Intern, Machine Learning Research
Autodesk • Shape the world, shape your future
About Us
Welcome to Autodesk! Amazing things are created every day with our software – from the greenest buildings and cleanest cars to the smartest factories and biggest hit movies. We help innovators turn their ideas into reality, transforming not only how things are made, but what can be made.
We take great pride in our culture here at Autodesk – our Culture Code is at the core of everything we do. Our values and ways of working help our people thrive and realize their potential, which leads to even better outcomes for our customers.
When you’re an Autodesker, you can be your whole, authentic self and do meaningful work that helps build a better future for all. Ready to shape the world and your future? Join us!
Overview
We are seeking a highly motivated Machine Learning Research Intern to join our team. This role focuses on advancing the capabilities of large language models (LLMs), vision-language models (VLMs), and their applications in reasoning tasks.
We offer a dynamic and supportive research environment and the opportunity to work on cutting-edge technologies. If you are passionate about this field and are looking for an exciting opportunity to advance your research career, we encourage you to apply for this position.
As part of this role, you will contribute to the development of algorithms that enhance reasoning in multi-modal AI systems, with a focus on fine-tuning LLMs and VLMs, exploring reasoning frameworks, and utilizing synthetic data for model training.
Responsibilities
- Conduct research and experiments to enhance reasoning capabilities in LLMs and VLMs.
- Develop and fine-tune multi-modal AI models for tasks requiring sophisticated reasoning.

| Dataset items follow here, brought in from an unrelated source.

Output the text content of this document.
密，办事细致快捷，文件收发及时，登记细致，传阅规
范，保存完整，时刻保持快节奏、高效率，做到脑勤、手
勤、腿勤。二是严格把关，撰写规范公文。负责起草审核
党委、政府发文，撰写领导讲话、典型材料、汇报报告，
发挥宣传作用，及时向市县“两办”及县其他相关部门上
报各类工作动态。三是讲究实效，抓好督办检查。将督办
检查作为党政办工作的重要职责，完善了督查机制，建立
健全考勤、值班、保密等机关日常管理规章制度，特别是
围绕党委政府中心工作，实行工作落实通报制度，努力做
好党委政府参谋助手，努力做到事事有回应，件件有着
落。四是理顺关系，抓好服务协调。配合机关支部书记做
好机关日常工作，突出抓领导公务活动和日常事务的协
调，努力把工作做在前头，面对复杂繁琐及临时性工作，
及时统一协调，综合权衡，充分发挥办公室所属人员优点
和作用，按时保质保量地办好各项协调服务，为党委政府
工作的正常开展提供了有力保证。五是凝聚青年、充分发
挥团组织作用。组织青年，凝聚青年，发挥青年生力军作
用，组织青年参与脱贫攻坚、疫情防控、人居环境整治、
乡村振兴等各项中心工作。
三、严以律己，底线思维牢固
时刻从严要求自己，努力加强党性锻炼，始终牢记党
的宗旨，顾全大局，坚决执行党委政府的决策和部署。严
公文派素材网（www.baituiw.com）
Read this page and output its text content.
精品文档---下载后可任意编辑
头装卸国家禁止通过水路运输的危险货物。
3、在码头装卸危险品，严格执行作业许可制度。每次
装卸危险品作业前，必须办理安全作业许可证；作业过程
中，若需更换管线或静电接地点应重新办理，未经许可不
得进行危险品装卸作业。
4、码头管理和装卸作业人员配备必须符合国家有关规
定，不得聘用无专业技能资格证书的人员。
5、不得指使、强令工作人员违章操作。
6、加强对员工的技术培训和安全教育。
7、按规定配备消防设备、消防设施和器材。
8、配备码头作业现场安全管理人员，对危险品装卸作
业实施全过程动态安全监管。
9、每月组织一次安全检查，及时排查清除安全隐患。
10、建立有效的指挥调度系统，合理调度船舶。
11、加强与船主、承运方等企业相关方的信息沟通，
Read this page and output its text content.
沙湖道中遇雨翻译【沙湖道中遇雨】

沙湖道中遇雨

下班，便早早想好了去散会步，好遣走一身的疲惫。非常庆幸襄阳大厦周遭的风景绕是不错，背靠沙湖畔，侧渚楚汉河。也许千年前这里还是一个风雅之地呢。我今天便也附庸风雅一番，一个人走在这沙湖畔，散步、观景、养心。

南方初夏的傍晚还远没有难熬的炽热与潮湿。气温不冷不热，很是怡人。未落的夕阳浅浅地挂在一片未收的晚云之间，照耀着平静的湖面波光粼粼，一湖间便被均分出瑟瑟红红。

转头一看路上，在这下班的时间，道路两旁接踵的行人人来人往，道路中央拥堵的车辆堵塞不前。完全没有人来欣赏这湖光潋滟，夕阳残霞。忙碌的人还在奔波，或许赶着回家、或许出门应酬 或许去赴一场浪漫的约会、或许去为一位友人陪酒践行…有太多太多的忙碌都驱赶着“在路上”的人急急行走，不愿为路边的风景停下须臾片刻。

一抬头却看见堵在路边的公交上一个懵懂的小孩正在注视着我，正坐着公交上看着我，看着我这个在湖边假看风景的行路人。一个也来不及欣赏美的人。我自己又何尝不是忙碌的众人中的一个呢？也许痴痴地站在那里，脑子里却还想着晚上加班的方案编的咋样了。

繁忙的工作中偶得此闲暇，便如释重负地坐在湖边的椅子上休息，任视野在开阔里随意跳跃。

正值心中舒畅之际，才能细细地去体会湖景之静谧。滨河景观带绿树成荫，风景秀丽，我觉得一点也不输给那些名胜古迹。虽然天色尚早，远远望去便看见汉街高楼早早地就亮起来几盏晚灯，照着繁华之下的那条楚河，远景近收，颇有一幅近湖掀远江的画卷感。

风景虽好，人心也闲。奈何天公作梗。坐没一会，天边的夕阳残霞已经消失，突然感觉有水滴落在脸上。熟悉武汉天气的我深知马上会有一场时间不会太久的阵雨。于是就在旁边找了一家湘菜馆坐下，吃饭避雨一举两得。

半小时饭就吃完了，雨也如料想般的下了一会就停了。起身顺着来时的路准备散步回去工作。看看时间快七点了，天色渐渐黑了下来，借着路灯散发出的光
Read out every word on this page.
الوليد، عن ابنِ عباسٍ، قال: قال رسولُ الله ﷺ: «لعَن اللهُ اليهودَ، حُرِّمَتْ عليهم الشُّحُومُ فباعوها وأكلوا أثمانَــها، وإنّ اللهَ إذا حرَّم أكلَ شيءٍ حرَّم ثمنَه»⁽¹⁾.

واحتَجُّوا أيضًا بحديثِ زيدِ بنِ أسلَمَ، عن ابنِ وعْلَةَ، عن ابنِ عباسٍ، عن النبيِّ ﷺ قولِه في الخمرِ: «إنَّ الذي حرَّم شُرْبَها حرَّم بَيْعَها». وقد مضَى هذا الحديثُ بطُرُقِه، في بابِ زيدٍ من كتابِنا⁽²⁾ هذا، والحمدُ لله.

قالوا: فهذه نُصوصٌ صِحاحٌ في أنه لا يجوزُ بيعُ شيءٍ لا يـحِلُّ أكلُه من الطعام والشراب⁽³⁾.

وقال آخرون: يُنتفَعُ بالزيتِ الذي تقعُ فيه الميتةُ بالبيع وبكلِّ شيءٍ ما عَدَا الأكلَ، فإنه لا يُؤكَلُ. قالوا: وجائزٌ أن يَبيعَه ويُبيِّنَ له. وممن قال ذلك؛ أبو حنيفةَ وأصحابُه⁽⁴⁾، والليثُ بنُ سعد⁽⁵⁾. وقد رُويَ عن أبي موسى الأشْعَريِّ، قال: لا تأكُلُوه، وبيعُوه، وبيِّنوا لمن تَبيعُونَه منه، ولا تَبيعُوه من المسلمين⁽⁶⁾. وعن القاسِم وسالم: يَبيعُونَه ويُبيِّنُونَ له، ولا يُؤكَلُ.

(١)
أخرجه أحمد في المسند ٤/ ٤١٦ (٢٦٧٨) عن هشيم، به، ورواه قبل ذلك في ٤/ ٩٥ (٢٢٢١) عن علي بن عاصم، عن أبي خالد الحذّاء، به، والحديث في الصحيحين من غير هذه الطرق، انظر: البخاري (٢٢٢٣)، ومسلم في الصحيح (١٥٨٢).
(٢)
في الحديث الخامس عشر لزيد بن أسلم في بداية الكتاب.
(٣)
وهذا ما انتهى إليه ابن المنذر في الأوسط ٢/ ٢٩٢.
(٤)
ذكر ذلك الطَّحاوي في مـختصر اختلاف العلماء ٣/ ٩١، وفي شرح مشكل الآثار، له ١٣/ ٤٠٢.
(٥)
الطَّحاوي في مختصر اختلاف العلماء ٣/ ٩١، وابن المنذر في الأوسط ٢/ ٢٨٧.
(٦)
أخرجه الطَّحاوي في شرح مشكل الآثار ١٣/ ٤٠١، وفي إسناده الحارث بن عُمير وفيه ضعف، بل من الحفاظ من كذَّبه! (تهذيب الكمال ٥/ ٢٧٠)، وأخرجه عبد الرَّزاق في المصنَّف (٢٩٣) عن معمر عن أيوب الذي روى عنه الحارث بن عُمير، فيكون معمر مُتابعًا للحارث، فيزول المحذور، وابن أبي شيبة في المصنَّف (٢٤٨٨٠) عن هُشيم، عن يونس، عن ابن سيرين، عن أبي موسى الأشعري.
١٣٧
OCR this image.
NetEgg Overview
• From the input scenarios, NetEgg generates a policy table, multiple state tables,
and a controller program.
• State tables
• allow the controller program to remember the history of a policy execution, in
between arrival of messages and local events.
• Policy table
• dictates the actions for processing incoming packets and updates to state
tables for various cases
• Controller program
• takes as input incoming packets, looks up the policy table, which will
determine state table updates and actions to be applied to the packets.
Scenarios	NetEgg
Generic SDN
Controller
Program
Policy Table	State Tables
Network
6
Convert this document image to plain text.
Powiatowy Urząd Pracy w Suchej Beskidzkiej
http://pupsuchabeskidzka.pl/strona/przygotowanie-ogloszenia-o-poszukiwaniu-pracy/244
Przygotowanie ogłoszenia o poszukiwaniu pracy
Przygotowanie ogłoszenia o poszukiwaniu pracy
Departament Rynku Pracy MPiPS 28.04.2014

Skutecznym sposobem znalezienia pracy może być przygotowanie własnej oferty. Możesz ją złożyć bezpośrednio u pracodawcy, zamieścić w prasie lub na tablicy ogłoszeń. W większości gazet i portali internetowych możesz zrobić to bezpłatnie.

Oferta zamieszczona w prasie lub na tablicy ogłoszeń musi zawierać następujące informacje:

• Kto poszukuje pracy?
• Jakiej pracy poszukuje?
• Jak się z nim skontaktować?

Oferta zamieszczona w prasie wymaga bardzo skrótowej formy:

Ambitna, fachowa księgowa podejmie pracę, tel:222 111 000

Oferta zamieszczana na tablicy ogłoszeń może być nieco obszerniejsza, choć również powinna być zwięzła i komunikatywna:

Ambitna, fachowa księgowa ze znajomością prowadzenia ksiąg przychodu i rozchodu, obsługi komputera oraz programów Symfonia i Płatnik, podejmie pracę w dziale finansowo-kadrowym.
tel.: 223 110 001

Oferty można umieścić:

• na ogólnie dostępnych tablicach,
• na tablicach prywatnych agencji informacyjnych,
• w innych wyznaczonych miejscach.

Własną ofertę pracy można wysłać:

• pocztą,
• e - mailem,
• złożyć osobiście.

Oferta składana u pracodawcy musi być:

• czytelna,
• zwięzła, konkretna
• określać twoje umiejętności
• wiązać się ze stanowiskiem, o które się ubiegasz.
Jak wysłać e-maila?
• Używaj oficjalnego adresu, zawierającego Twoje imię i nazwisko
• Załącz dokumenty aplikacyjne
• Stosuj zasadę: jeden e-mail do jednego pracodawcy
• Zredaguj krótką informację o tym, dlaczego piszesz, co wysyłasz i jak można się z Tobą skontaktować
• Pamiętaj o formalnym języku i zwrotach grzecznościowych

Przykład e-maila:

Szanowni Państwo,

- Explore and implement synthetic data generation techniques to support training pipelines.
- Publish findings in leading machine learning and AI journals and conferences.
- Advocate for cutting-edge AI technologies and contribute to the team's technical strategy.
Minimum Qualifications
- A PhD (or equivalent experience) in machine learning, AI, or a related field.
- A strong publication record in machine learning, reasoning, or multi-modal AI.
- Strong expertise in LLMs, VLMs, and physics.
- Proven experience in fine-tuning large models and working with multi-modal data.
- Proficiency with modern ML frameworks (e.g., PyTorch, JAX) and programming languages such as Python.
- Excellent problem-solving and communication skills.